If they were representable through proper primitives, then the optimization would come for free. I also have a feeling that there’s already being a lot done towards the whole-program optimization in at least flambda-xxx variants of the compiler. Please correct me if I’m wrong (since the feeling is more of a guess).
Nothing written down, but as @s.t.s said above the first step is to delay compilation to allow the optimisation passes to see the OO operations as dedicated primitives. After that, some additional work is needed to actually find out what we can optimise and estimate the benefits, but this part can be done incrementally.

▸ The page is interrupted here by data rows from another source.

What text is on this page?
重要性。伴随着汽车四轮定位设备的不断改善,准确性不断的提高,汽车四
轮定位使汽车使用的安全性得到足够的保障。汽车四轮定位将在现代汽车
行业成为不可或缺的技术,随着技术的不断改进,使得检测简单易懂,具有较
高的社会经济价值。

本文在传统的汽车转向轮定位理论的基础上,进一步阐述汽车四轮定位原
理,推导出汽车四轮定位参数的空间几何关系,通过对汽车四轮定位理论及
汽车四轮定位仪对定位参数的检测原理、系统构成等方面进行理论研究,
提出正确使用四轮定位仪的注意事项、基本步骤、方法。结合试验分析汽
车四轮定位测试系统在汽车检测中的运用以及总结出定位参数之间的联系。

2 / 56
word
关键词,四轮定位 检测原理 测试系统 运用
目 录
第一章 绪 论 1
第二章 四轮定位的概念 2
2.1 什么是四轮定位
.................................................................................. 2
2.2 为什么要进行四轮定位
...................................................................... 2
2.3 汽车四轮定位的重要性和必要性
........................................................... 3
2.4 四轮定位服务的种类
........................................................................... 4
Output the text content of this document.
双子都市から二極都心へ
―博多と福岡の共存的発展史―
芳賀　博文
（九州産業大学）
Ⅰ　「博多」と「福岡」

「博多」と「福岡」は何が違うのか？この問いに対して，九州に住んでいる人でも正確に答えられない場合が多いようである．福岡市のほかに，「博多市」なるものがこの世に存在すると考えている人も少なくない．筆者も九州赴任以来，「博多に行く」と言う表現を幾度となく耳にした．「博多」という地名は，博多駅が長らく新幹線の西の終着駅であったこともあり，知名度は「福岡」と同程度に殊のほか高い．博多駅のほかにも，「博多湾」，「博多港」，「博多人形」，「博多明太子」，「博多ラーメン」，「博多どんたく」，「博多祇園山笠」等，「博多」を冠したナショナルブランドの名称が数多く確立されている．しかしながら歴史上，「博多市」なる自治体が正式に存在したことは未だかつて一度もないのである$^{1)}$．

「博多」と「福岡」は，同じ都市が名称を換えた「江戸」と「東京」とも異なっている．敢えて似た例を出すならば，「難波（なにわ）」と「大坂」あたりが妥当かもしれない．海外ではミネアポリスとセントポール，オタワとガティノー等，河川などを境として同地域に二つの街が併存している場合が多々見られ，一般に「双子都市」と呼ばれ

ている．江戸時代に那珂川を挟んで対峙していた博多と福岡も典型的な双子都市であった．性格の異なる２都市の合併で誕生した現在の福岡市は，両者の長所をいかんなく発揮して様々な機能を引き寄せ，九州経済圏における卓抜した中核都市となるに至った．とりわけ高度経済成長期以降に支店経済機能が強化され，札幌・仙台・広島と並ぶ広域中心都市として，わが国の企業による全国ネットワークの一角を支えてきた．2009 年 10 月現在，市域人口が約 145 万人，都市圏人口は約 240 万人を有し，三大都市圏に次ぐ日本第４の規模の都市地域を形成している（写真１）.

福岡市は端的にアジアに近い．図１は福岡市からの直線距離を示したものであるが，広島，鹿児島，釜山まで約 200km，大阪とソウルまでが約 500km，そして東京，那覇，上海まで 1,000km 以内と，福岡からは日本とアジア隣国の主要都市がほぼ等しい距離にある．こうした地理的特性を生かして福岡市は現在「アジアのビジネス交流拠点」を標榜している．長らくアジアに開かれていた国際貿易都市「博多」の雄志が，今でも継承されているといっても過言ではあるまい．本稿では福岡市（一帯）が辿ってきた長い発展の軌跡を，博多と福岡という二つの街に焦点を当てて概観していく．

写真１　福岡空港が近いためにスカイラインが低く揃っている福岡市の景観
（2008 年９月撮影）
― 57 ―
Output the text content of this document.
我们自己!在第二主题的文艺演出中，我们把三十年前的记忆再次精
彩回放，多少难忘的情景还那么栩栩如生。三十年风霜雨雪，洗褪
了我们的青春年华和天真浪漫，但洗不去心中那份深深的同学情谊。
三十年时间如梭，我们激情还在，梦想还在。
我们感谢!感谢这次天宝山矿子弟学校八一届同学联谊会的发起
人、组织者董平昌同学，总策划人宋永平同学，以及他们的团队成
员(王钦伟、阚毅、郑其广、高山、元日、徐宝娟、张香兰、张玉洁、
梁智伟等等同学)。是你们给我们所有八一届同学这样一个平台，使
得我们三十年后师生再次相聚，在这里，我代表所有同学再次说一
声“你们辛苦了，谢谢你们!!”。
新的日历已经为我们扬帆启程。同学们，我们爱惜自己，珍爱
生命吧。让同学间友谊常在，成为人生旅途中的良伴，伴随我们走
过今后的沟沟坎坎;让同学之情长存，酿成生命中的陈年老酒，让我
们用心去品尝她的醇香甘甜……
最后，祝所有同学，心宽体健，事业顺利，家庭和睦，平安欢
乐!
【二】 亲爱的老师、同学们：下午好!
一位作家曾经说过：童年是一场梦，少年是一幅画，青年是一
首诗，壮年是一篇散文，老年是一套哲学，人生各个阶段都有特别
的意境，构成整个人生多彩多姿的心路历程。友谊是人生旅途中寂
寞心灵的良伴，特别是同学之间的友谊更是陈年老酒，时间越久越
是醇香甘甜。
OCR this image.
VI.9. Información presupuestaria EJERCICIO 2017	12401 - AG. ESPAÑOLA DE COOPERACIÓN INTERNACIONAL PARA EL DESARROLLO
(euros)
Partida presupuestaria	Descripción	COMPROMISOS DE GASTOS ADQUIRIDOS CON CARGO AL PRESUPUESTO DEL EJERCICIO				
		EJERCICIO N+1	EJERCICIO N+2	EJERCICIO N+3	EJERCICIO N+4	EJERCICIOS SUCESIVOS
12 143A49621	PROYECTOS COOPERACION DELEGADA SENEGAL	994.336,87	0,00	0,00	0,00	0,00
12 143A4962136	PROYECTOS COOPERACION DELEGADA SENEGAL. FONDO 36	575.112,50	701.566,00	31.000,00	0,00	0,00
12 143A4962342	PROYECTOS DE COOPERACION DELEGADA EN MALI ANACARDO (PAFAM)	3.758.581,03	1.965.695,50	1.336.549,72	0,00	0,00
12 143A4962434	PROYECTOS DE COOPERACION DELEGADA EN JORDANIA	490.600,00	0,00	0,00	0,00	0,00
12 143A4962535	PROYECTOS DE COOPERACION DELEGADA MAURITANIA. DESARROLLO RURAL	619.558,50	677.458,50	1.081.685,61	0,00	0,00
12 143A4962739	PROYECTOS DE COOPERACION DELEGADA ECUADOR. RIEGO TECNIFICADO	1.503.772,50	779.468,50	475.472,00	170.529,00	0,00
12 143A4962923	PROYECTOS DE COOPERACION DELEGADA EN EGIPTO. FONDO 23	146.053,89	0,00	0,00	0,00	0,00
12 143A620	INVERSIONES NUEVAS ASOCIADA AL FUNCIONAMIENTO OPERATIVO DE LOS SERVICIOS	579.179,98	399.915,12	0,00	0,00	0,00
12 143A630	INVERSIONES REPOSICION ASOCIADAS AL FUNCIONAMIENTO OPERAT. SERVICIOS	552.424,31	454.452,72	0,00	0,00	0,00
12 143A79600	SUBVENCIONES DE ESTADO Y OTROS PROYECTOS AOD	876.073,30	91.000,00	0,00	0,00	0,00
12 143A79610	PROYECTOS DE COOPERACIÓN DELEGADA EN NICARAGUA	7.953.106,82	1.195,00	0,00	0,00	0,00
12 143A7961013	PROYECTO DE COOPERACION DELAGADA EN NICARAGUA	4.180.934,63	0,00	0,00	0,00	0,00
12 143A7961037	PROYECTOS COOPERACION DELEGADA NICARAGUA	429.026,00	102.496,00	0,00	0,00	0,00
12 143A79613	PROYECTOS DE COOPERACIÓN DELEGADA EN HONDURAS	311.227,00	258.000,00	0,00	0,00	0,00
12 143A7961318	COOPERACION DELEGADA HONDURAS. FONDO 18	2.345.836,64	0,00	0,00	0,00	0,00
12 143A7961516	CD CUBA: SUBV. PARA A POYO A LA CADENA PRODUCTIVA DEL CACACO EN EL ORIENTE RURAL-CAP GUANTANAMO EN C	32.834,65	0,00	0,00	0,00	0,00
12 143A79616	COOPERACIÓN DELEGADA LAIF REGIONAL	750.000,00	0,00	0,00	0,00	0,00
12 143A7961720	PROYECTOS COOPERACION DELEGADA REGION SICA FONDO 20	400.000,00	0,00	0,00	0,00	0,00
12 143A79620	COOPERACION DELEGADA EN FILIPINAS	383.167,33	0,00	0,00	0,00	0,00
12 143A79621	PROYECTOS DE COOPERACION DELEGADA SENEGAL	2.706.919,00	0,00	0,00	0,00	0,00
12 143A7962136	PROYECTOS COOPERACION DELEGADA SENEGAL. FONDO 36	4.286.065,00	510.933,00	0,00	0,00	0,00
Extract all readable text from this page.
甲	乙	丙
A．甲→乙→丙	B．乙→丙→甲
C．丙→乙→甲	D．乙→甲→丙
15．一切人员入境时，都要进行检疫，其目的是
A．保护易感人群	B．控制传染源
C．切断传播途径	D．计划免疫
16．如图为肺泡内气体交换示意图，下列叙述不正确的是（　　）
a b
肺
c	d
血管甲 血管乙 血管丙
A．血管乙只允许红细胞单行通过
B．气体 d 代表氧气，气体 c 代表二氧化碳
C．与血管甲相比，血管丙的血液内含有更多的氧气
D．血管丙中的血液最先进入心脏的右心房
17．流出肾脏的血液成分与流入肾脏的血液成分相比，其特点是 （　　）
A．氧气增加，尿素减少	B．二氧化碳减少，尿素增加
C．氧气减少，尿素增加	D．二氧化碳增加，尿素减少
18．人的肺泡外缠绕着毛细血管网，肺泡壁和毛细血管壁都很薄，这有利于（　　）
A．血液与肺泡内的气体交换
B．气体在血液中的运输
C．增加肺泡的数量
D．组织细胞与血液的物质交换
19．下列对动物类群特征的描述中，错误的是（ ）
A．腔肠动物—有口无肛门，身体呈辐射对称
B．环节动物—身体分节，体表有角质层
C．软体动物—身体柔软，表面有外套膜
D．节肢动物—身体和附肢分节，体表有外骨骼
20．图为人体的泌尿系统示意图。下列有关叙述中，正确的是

Delaying compilation is hard because the compilation scheme was mostly undocumented (there’s now a PR to add documentation, but that required reverse-engineering the current implementation). In addition, pushing it down the backend will require having code in both the bytecode and native backends to handle objects, which has a maintenance cost that we’re not looking forward to.
The flambda versions are slightly more convenient for whole-program optimisation, and there had been a prototype at some point to do whole-program optimisations with a flambda-based compiler, but there were too many drawbacks to actually integrate the feature properly, and there hasn’t been any work in this direction since.
Note that we do have cross-module optimisations already (with and without flambda), which cover many of the use cases for whole-program compilation, with a few notable exceptions like whole-program dead code elimination.
What are the obstacles, — essential principal and theoretical — and the ones reflecting the current state of implementation and related pragmatic considerations?
The approach I thought about would be to at least inline what could be inlined within a whole program. This should be more than enough for the use case of objects as extensible records.
Note that the extensible records problem also related to the solution to the problem of providing an interface to databases without relying too heavily on code generation.
Are you referring to an approach, where there’s an external map into sets of ids or even records? That is, an approach based on the use of maps and records in the style of relational database? Did you instead suggest to use an actual relational database, like sqlite or pgsql?
Note: the question is partially inspired by this page.